Mais dans les coulisses des Nations unies, on ne cache pas un certain malaise devant cette politique du fait accompli. Ces dernières semaines, le président Kabila ne répondait plus à Ban Ki-moon au téléphone, raconte une source diplomatique.
Et si la hiérarchie militaire congolaise dit ne pas exclure un appui logistique de la Monusco, sa marge de manœuvre reste très incertaine. « L’ONU ne sera pas associée à la planification stratégique et n’aura pas accès à toutes les informations », s’inquiète un analyste, qui, comme beaucoup, redoute les conséquences sur les civils.
Eviter les « dégâts colatéraux »
C’est le cas de Me Kavota, porte-parole de la société civile du Nord-Kivu, qui déclare soutenir l’opération, même s’il aurait souhaité qu’elle se fasse conjointement avec la Monusco. Il estime qu’il faut éviter au maximum « les dégâts collatéraux ».
« Au cours des six derniers mois, précise-t-il, les FDLR ont eu le temps nécessaire pour se disséminer à travers les populations civiles et peuvent jouer l’assimilation. Il faut que des dispositions soient prises de manière à mettre à l’abris les civils lorsque les tirs sont dirigés contre des personnes traquées. »
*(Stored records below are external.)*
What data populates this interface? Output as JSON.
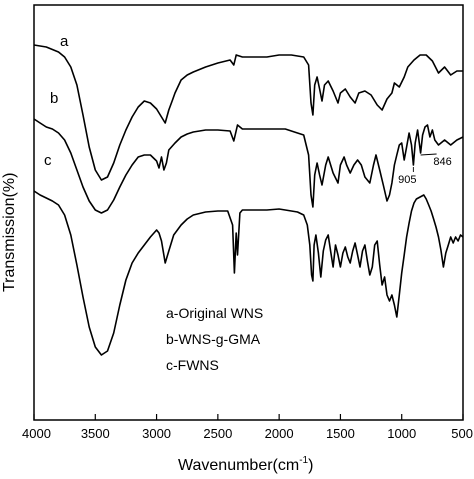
{
  "chart_data": {
    "type": "line",
    "xlabel": "Wavenumber(cm",
    "xlabel_sup": "-1",
    "xlabel_close": ")",
    "ylabel": "Transmission(%)",
    "xlim": [
      4000,
      500
    ],
    "x_ticks": [
      4000,
      3500,
      3000,
      2500,
      2000,
      1500,
      1000,
      500
    ],
    "x_tick_labels": [
      "4000",
      "3500",
      "3000",
      "2500",
      "2000",
      "1500",
      "1000",
      "500"
    ],
    "y_tick_labels": "none",
    "grid": false,
    "series": [
      {
        "name": "a",
        "points": [
          [
            4000,
            40
          ],
          [
            3900,
            42
          ],
          [
            3800,
            47
          ],
          [
            3750,
            52
          ],
          [
            3700,
            62
          ],
          [
            3650,
            80
          ],
          [
            3600,
            110
          ],
          [
            3550,
            142
          ],
          [
            3500,
            165
          ],
          [
            3450,
            175
          ],
          [
            3400,
            172
          ],
          [
            3350,
            158
          ],
          [
            3300,
            140
          ],
          [
            3250,
            125
          ],
          [
            3200,
            112
          ],
          [
            3150,
            102
          ],
          [
            3100,
            96
          ],
          [
            3050,
            98
          ],
          [
            3000,
            104
          ],
          [
            2960,
            112
          ],
          [
            2930,
            118
          ],
          [
            2900,
            105
          ],
          [
            2870,
            95
          ],
          [
            2850,
            88
          ],
          [
            2800,
            75
          ],
          [
            2750,
            70
          ],
          [
            2700,
            67
          ],
          [
            2600,
            62
          ],
          [
            2500,
            58
          ],
          [
            2400,
            55
          ],
          [
            2370,
            60
          ],
          [
            2350,
            50
          ],
          [
            2300,
            52
          ],
          [
            2200,
            52
          ],
          [
            2100,
            52
          ],
          [
            2000,
            50
          ],
          [
            1900,
            50
          ],
          [
            1800,
            52
          ],
          [
            1760,
            60
          ],
          [
            1740,
            98
          ],
          [
            1725,
            110
          ],
          [
            1710,
            80
          ],
          [
            1690,
            72
          ],
          [
            1670,
            84
          ],
          [
            1650,
            96
          ],
          [
            1630,
            80
          ],
          [
            1600,
            76
          ],
          [
            1560,
            86
          ],
          [
            1520,
            98
          ],
          [
            1500,
            88
          ],
          [
            1460,
            84
          ],
          [
            1420,
            92
          ],
          [
            1380,
            98
          ],
          [
            1350,
            88
          ],
          [
            1300,
            86
          ],
          [
            1250,
            90
          ],
          [
            1200,
            100
          ],
          [
            1160,
            105
          ],
          [
            1120,
            94
          ],
          [
            1080,
            88
          ],
          [
            1060,
            78
          ],
          [
            1020,
            82
          ],
          [
            980,
            72
          ],
          [
            950,
            62
          ],
          [
            900,
            55
          ],
          [
            850,
            50
          ],
          [
            800,
            50
          ],
          [
            750,
            56
          ],
          [
            700,
            68
          ],
          [
            650,
            62
          ],
          [
            600,
            70
          ],
          [
            550,
            66
          ],
          [
            500,
            66
          ]
        ]
      },
      {
        "name": "b",
        "points": [
          [
            4000,
            114
          ],
          [
            3950,
            118
          ],
          [
            3900,
            122
          ],
          [
            3850,
            124
          ],
          [
            3800,
            128
          ],
          [
            3750,
            135
          ],
          [
            3700,
            148
          ],
          [
            3650,
            165
          ],
          [
            3600,
            182
          ],
          [
            3550,
            196
          ],
          [
            3500,
            205
          ],
          [
            3450,
            208
          ],
          [
            3400,
            205
          ],
          [
            3350,
            195
          ],
          [
            3300,
            182
          ],
          [
            3250,
            170
          ],
          [
            3200,
            160
          ],
          [
            3150,
            152
          ],
          [
            3100,
            150
          ],
          [
            3050,
            150
          ],
          [
            3000,
            156
          ],
          [
            2980,
            163
          ],
          [
            2960,
            152
          ],
          [
            2940,
            165
          ],
          [
            2920,
            158
          ],
          [
            2900,
            145
          ],
          [
            2850,
            138
          ],
          [
            2800,
            132
          ],
          [
            2750,
            129
          ],
          [
            2700,
            127
          ],
          [
            2650,
            126
          ],
          [
            2600,
            125
          ],
          [
            2500,
            125
          ],
          [
            2400,
            126
          ],
          [
            2370,
            136
          ],
          [
            2340,
            120
          ],
          [
            2300,
            124
          ],
          [
            2200,
            124
          ],
          [
            2100,
            124
          ],
          [
            2000,
            124
          ],
          [
            1950,
            124
          ],
          [
            1900,
            126
          ],
          [
            1850,
            128
          ],
          [
            1800,
            130
          ],
          [
            1760,
            150
          ],
          [
            1740,
            190
          ],
          [
            1725,
            202
          ],
          [
            1710,
            170
          ],
          [
            1690,
            158
          ],
          [
            1670,
            170
          ],
          [
            1650,
            180
          ],
          [
            1620,
            160
          ],
          [
            1600,
            152
          ],
          [
            1560,
            168
          ],
          [
            1520,
            178
          ],
          [
            1500,
            160
          ],
          [
            1470,
            152
          ],
          [
            1450,
            160
          ],
          [
            1420,
            168
          ],
          [
            1390,
            160
          ],
          [
            1360,
            155
          ],
          [
            1330,
            160
          ],
          [
            1300,
            172
          ],
          [
            1260,
            178
          ],
          [
            1230,
            160
          ],
          [
            1210,
            150
          ],
          [
            1180,
            165
          ],
          [
            1150,
            180
          ],
          [
            1120,
            196
          ],
          [
            1100,
            190
          ],
          [
            1080,
            178
          ],
          [
            1060,
            160
          ],
          [
            1040,
            150
          ],
          [
            1020,
            140
          ],
          [
            1000,
            138
          ],
          [
            980,
            155
          ],
          [
            960,
            142
          ],
          [
            940,
            128
          ],
          [
            920,
            140
          ],
          [
            905,
            160
          ],
          [
            890,
            138
          ],
          [
            870,
            125
          ],
          [
            846,
            148
          ],
          [
            830,
            130
          ],
          [
            810,
            122
          ],
          [
            790,
            120
          ],
          [
            770,
            132
          ],
          [
            750,
            125
          ],
          [
            730,
            135
          ],
          [
            700,
            140
          ],
          [
            650,
            135
          ],
          [
            600,
            140
          ],
          [
            550,
            135
          ],
          [
            500,
            132
          ]
        ]
      },
      {
        "name": "c",
        "points": [
          [
            4000,
            186
          ],
          [
            3950,
            190
          ],
          [
            3900,
            193
          ],
          [
            3850,
            196
          ],
          [
            3800,
            200
          ],
          [
            3750,
            210
          ],
          [
            3700,
            230
          ],
          [
            3650,
            260
          ],
          [
            3600,
            292
          ],
          [
            3550,
            322
          ],
          [
            3500,
            342
          ],
          [
            3450,
            350
          ],
          [
            3400,
            346
          ],
          [
            3350,
            328
          ],
          [
            3300,
            300
          ],
          [
            3250,
            275
          ],
          [
            3200,
            258
          ],
          [
            3150,
            248
          ],
          [
            3100,
            240
          ],
          [
            3050,
            232
          ],
          [
            3000,
            225
          ],
          [
            2980,
            228
          ],
          [
            2960,
            236
          ],
          [
            2930,
            258
          ],
          [
            2900,
            246
          ],
          [
            2860,
            230
          ],
          [
            2800,
            220
          ],
          [
            2750,
            214
          ],
          [
            2700,
            210
          ],
          [
            2600,
            207
          ],
          [
            2500,
            206
          ],
          [
            2420,
            206
          ],
          [
            2380,
            220
          ],
          [
            2365,
            268
          ],
          [
            2350,
            228
          ],
          [
            2340,
            250
          ],
          [
            2320,
            208
          ],
          [
            2300,
            205
          ],
          [
            2200,
            205
          ],
          [
            2100,
            205
          ],
          [
            2000,
            204
          ],
          [
            1950,
            205
          ],
          [
            1900,
            206
          ],
          [
            1850,
            207
          ],
          [
            1800,
            210
          ],
          [
            1770,
            220
          ],
          [
            1750,
            240
          ],
          [
            1735,
            270
          ],
          [
            1725,
            276
          ],
          [
            1715,
            240
          ],
          [
            1700,
            230
          ],
          [
            1680,
            248
          ],
          [
            1660,
            272
          ],
          [
            1640,
            246
          ],
          [
            1620,
            235
          ],
          [
            1600,
            230
          ],
          [
            1580,
            246
          ],
          [
            1560,
            262
          ],
          [
            1540,
            240
          ],
          [
            1520,
            250
          ],
          [
            1500,
            262
          ],
          [
            1480,
            248
          ],
          [
            1460,
            242
          ],
          [
            1440,
            252
          ],
          [
            1420,
            258
          ],
          [
            1400,
            246
          ],
          [
            1380,
            238
          ],
          [
            1360,
            250
          ],
          [
            1340,
            262
          ],
          [
            1320,
            246
          ],
          [
            1300,
            240
          ],
          [
            1280,
            256
          ],
          [
            1260,
            270
          ],
          [
            1240,
            262
          ],
          [
            1220,
            240
          ],
          [
            1200,
            236
          ],
          [
            1180,
            260
          ],
          [
            1160,
            280
          ],
          [
            1140,
            272
          ],
          [
            1120,
            290
          ],
          [
            1100,
            296
          ],
          [
            1080,
            290
          ],
          [
            1060,
            300
          ],
          [
            1040,
            312
          ],
          [
            1020,
            290
          ],
          [
            1000,
            268
          ],
          [
            980,
            250
          ],
          [
            960,
            232
          ],
          [
            940,
            218
          ],
          [
            920,
            206
          ],
          [
            900,
            198
          ],
          [
            880,
            194
          ],
          [
            850,
            192
          ],
          [
            820,
            190
          ],
          [
            800,
            194
          ],
          [
            780,
            200
          ],
          [
            760,
            206
          ],
          [
            740,
            214
          ],
          [
            720,
            222
          ],
          [
            700,
            232
          ],
          [
            680,
            245
          ],
          [
            660,
            262
          ],
          [
            640,
            248
          ],
          [
            620,
            240
          ],
          [
            600,
            232
          ],
          [
            580,
            238
          ],
          [
            560,
            232
          ],
          [
            540,
            236
          ],
          [
            520,
            230
          ],
          [
            500,
            232
          ]
        ]
      }
    ],
    "curve_tags": [
      "a",
      "b",
      "c"
    ],
    "legend": [
      "a-Original WNS",
      "b-WNS-g-GMA",
      "c-FWNS"
    ],
    "annotations": [
      {
        "text": "905",
        "x": 905
      },
      {
        "text": "846",
        "x": 846
      }
    ]
  }
}
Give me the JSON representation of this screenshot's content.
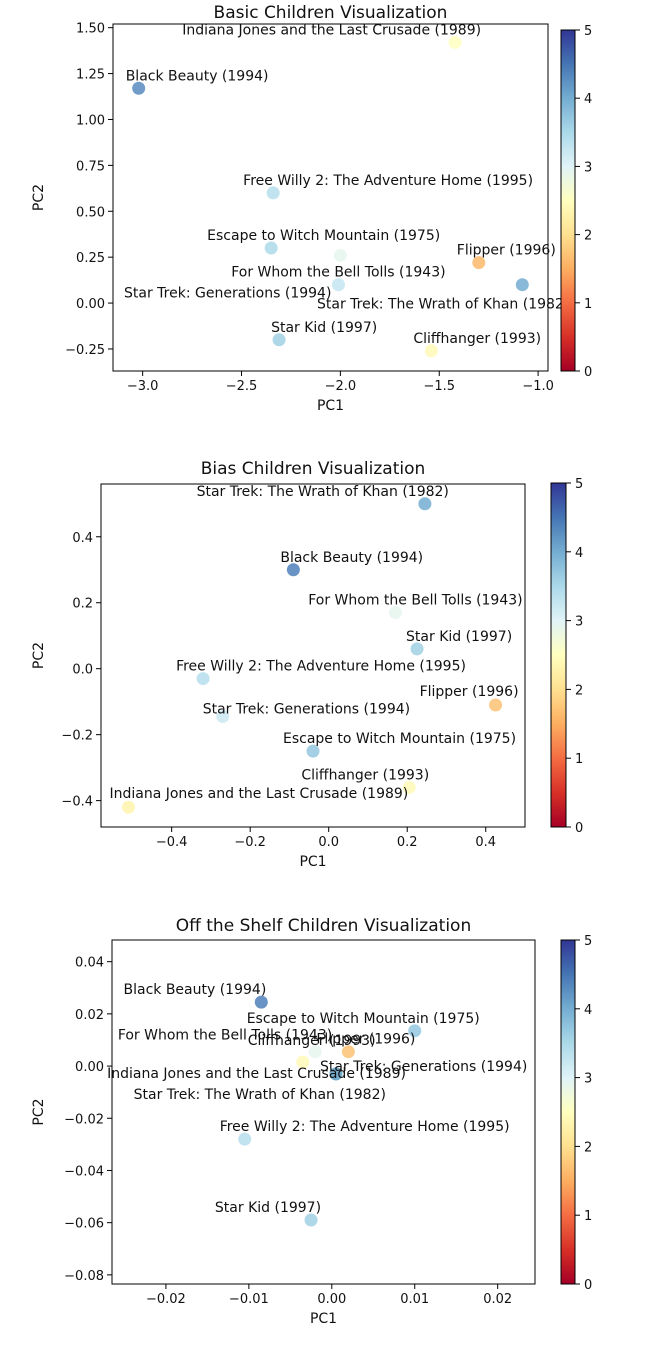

Les rebelles hutus rwandais vivent mêlées à la population, et de précédentes opérations menées en 2009 avaient provoqué des centaines de milliers de déplacés. Un risque que le plan établi par la Monusco n’aurait d’ailleurs pas totalement écarté.
Au point que l’agence humanitaire des Nations unies (Ocha) avait tiré la sonnette d’alarme en janvier, expliquant des dizaines de milliers de civils seraient probablement contraints de fuir leurs maisons.
Inquiétude donc et scepticisme aussi sur les capacités des FARDC à mener seule cette opération. Hier soir d’ailleurs, personne n’était en mesure de dire si elle avait réellement commencé.
Pour le moment, les autorités à Kigali se sont refusées à tout commentaire à l’annonce de l’offensive contre les rebelles rwandais.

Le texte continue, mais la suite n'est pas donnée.